Sickness
I really don't fucking feel well, man.
It's either I'm alone, or I'm afraid of fucking up, or both.
Evreyone's afraid of fucking up, that's what you're gonna tell me.
So how come everyone and their mother can still live normally?
Is it because whenver they fuck up, they have people to reassure them, "Don't worry, you did your best? The world didn't explode? This is normal? This isn't your fault? This isn't an indelible stain on your motherfucking character and it doesn't mean anything like 'God I wish you were never ever fucking born why do you fuck up so fucking goddamn much? See, now the world's exploded, and it's your fucking fault? Everything you do is grounds for everyone to fucking hurt you? Huh?'"
So I'm ill, right?
I don't wanna get hurt anymore.
Making a mistake is apparently grounds for the pirhanas to leap out at the slightest scent of blood.
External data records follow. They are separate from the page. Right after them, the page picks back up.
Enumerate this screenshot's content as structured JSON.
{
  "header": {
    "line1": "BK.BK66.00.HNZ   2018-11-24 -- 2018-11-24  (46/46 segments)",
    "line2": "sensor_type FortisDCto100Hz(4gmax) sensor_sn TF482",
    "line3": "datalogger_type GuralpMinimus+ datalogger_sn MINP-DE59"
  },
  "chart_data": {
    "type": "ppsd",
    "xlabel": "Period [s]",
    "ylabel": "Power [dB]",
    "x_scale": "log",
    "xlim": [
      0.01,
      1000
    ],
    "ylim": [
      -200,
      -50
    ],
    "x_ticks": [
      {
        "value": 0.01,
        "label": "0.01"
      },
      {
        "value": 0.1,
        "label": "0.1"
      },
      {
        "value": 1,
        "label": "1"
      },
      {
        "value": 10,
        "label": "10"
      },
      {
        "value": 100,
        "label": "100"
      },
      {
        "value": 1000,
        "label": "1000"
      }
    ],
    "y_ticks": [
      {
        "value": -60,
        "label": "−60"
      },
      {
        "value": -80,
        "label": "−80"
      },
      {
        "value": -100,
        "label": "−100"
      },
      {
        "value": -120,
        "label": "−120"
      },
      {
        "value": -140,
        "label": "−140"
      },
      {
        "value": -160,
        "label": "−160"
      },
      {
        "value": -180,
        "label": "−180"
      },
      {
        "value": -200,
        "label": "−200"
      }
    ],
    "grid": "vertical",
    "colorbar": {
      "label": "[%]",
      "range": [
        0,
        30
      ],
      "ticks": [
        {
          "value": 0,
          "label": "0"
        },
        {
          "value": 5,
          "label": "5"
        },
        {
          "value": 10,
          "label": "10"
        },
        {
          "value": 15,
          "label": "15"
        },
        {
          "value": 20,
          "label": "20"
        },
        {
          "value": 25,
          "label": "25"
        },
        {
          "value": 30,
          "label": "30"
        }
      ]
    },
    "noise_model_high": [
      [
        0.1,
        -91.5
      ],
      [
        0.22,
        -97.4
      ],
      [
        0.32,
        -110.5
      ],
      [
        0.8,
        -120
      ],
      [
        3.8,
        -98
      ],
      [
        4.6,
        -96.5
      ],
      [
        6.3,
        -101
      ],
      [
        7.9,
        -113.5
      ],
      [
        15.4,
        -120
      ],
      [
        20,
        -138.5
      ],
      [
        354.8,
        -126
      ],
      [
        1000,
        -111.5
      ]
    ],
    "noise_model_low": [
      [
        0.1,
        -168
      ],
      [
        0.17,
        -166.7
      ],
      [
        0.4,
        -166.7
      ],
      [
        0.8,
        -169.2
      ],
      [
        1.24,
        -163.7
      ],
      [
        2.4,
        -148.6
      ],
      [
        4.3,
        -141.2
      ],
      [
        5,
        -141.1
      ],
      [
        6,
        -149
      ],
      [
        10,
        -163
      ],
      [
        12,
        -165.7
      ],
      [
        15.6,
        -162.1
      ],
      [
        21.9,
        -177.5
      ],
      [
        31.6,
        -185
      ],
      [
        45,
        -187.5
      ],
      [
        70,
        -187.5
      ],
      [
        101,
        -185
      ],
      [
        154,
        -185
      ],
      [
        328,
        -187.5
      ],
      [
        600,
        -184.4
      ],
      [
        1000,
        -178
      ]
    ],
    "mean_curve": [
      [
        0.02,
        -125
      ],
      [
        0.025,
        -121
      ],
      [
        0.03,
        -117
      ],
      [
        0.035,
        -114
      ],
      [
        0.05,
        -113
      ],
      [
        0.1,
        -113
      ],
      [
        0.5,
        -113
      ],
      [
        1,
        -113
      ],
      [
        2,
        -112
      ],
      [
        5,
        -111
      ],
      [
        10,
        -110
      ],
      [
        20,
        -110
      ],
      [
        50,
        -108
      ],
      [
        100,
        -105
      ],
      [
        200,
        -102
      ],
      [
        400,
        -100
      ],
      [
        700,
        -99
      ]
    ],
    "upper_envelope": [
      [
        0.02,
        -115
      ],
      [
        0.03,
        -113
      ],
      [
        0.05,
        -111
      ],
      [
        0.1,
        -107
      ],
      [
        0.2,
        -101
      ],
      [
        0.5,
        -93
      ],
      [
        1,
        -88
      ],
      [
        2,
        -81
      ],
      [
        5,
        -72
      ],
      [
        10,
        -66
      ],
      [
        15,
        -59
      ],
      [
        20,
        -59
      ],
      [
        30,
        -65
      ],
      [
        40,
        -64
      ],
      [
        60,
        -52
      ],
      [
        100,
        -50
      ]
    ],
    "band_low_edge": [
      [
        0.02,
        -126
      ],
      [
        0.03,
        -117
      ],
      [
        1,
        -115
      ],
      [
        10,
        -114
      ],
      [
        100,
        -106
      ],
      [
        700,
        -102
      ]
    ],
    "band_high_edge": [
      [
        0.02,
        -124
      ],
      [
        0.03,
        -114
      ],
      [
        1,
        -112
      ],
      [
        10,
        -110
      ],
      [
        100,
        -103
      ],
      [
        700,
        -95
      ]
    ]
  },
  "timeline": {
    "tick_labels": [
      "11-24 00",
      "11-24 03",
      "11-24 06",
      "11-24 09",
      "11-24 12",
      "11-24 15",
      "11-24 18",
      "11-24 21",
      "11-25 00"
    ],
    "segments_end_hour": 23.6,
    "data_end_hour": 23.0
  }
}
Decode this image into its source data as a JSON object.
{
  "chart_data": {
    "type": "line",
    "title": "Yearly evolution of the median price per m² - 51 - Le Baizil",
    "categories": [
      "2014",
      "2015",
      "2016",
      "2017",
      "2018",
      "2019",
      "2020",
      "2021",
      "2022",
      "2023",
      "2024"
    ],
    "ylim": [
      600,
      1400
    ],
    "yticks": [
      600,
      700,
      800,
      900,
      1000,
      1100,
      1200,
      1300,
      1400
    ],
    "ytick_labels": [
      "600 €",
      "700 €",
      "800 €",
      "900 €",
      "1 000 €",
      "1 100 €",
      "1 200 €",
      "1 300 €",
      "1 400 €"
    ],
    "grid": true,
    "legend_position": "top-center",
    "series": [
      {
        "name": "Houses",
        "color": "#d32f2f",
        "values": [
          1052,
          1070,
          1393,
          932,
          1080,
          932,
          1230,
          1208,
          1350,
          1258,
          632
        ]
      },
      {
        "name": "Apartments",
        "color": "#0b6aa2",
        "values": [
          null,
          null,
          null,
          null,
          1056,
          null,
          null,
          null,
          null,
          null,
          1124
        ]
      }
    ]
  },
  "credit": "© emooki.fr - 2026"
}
I hate doing literally anything anymore.
I used to be an extrovert.
Once upon a time not too long ago I chanced upon the phrase "zest for life".
God.
I wonder what that's like.
It must be heavenly, God.
Why did you put me in hell?
Do you plan on telling me?
What I did to deserve this?
I can't kill myself, God.
Please come up with a better answer than, "People have the right to hurt you if you fuck up."